Direct
advies nodig?

Bel de franchisehulplijn 023 - 541 19 27

Of mail

Opinie

Nederlandse Franchise Code: bindmiddel of splijtzwam?

27 augustus 2015

Op 16 juni 2015 is de consultatie versie van de (concept) Nederlandse Franchise Code gepubliceerd zoals opgesteld door de schrijfcommissie van de Commissie Nederlandse Franchise Code. Gedurende een periode van 6 weken kon daarop worden gereageerd tot eind juli 2015. In totaal zijn 151 schriftelijke reacties gepubliceerd waarvan 85 reacties van franchisenemers en 66 reacties van franchisegevers, (belangen)organisaties of franchise adviseurs.

Op de concept code is zeer verschillend gereageerd. Vrijwel alle ontvangen franchisenemers reacties waren positief terwijl van franchisegeverszijde in overwegende mate bezwaar is gemaakt tegen de concept Code.

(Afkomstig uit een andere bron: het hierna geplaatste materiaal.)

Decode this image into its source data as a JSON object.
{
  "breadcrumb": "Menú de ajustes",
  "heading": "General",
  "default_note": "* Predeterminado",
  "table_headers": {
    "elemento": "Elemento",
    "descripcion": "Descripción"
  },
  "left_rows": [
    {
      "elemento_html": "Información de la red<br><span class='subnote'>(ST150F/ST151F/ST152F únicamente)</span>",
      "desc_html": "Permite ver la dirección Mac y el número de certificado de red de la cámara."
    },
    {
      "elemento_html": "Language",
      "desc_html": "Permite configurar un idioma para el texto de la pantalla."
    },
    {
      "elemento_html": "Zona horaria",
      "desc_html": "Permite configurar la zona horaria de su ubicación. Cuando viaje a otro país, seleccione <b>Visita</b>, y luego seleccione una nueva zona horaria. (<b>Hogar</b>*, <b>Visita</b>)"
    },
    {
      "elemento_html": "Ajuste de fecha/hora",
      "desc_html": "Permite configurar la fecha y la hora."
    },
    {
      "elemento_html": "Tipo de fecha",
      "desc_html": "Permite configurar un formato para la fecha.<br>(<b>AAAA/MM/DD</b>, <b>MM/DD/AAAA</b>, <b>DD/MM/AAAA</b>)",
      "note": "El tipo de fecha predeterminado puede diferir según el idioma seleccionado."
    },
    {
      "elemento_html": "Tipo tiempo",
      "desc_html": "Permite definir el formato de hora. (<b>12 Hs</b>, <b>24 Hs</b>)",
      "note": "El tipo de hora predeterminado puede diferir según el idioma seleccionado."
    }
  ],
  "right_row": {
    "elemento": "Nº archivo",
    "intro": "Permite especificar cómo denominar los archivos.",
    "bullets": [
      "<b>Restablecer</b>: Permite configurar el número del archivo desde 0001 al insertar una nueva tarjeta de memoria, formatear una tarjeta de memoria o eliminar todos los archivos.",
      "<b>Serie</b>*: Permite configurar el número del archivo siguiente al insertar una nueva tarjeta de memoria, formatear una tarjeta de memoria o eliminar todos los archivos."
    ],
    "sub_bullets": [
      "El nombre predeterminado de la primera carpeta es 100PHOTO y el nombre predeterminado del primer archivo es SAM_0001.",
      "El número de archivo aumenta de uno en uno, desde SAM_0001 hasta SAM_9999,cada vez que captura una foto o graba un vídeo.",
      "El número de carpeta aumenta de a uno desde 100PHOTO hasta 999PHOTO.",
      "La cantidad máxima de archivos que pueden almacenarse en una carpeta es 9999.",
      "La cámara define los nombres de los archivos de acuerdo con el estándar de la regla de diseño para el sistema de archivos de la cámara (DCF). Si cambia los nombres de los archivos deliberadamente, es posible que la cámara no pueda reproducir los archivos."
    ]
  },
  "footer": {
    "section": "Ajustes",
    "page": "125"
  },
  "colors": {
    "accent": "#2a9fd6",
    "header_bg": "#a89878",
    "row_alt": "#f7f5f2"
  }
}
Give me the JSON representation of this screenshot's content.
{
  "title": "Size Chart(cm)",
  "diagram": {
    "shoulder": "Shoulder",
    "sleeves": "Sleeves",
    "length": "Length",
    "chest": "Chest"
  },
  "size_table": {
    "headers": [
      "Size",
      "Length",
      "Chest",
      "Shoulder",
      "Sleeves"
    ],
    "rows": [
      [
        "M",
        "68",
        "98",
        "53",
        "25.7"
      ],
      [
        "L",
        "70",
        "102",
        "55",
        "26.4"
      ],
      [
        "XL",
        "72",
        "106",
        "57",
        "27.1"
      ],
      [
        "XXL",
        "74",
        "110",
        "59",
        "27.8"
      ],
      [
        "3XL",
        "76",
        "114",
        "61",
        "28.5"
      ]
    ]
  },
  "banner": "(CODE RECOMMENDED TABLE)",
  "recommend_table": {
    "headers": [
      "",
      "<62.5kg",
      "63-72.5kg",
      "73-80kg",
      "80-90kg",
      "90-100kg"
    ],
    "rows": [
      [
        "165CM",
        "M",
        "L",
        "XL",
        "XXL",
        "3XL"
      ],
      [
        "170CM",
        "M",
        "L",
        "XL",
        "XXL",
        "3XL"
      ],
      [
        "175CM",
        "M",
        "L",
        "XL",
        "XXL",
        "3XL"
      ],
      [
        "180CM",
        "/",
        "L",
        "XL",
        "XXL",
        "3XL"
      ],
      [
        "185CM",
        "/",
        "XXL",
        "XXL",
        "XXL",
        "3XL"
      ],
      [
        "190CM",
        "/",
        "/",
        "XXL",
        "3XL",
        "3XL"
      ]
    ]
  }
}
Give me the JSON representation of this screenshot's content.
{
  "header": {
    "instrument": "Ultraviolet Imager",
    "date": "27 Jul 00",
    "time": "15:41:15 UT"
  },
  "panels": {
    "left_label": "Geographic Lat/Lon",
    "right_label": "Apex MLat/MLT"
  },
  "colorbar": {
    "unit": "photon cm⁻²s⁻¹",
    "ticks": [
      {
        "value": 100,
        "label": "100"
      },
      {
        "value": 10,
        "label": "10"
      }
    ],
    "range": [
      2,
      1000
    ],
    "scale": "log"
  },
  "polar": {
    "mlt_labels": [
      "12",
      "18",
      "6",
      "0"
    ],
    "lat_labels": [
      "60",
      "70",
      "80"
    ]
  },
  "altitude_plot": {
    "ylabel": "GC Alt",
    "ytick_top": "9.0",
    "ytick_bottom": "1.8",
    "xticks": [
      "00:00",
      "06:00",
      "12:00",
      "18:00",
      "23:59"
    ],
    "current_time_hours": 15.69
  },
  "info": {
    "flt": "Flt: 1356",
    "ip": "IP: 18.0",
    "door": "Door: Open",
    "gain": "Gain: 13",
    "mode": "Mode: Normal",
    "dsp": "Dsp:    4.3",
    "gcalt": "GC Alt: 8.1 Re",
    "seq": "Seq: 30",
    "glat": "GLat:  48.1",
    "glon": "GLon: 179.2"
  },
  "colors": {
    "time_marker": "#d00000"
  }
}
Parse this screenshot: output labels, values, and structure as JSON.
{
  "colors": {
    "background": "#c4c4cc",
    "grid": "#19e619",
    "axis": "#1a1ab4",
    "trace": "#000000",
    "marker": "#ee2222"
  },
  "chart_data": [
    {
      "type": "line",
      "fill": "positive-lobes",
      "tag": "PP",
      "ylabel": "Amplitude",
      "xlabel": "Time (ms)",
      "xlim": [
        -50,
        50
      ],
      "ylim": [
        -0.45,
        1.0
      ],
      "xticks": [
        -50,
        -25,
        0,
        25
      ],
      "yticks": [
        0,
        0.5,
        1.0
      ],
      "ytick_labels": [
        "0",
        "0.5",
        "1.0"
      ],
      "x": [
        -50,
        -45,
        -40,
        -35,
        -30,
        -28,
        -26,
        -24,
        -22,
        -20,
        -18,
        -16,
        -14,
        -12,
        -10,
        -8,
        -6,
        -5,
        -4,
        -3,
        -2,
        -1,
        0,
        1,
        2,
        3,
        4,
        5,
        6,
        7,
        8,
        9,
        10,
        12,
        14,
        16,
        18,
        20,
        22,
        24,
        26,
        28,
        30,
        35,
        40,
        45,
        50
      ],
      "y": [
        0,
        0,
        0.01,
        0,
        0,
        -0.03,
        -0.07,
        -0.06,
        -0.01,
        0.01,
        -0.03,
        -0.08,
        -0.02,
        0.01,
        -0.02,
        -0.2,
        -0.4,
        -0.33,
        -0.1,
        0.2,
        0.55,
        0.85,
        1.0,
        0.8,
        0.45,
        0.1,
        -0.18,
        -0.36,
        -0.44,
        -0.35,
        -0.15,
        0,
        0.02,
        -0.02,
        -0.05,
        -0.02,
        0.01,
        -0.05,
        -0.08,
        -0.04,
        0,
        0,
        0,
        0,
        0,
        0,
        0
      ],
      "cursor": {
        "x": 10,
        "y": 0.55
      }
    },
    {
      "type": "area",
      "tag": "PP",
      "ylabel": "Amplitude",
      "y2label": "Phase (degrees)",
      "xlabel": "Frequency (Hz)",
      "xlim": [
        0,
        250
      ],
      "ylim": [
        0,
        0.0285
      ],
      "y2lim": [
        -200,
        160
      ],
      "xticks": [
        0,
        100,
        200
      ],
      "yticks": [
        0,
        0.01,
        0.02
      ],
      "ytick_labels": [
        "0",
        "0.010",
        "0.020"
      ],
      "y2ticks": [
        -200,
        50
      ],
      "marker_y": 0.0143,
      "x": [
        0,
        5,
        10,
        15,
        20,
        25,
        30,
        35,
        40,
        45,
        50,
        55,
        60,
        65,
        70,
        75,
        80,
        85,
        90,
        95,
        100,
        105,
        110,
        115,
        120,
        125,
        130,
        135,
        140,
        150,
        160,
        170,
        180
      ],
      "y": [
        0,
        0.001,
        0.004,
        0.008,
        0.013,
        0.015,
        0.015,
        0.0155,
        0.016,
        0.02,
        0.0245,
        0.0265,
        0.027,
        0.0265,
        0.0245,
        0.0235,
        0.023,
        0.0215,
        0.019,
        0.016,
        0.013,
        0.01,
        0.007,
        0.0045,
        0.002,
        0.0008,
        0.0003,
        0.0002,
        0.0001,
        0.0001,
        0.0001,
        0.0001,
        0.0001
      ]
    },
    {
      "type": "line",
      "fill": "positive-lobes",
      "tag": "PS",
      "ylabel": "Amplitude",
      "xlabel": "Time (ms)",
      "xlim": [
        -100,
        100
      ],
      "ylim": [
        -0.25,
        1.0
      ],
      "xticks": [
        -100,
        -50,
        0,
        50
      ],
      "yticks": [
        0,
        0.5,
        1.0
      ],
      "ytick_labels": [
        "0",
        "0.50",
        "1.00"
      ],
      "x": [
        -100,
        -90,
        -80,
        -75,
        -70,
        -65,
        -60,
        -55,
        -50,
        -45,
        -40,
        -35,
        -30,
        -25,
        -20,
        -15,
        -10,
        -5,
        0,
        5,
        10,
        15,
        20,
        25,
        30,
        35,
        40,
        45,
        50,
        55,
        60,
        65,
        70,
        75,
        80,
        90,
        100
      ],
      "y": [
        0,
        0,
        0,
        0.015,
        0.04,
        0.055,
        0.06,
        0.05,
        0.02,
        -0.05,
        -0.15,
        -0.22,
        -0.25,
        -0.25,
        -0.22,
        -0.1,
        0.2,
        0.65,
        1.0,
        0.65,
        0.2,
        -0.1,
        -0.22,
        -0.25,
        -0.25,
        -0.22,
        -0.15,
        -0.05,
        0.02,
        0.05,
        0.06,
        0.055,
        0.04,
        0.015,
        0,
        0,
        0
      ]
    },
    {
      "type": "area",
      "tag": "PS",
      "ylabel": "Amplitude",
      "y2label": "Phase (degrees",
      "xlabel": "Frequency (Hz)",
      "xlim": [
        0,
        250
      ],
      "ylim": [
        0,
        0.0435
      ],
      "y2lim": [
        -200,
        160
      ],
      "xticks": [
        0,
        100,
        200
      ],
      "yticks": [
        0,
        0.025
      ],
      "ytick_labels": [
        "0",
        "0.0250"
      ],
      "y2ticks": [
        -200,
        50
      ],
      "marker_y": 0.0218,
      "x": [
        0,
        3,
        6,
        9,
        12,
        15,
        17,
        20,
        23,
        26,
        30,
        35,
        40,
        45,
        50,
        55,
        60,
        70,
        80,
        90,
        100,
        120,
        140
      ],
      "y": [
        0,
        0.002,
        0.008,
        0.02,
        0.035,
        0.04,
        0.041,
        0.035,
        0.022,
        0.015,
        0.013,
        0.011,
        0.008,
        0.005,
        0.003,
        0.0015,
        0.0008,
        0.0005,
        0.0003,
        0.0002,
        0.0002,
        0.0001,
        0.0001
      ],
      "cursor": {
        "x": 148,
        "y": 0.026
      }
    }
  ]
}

Die bezwaren betreffen zowel de wijze van totstandkoming als meer inhoudelijke bezwaren.

Opvallend is verder dat ongeveer 90% van de franchisenemers reacties afkomstig is van supermarkt franchisenemers.

Uit de reacties blijkt dat franchisenemers en -gevers niet op één lijn zitten als het gaat om de inhoud en werking van de Code.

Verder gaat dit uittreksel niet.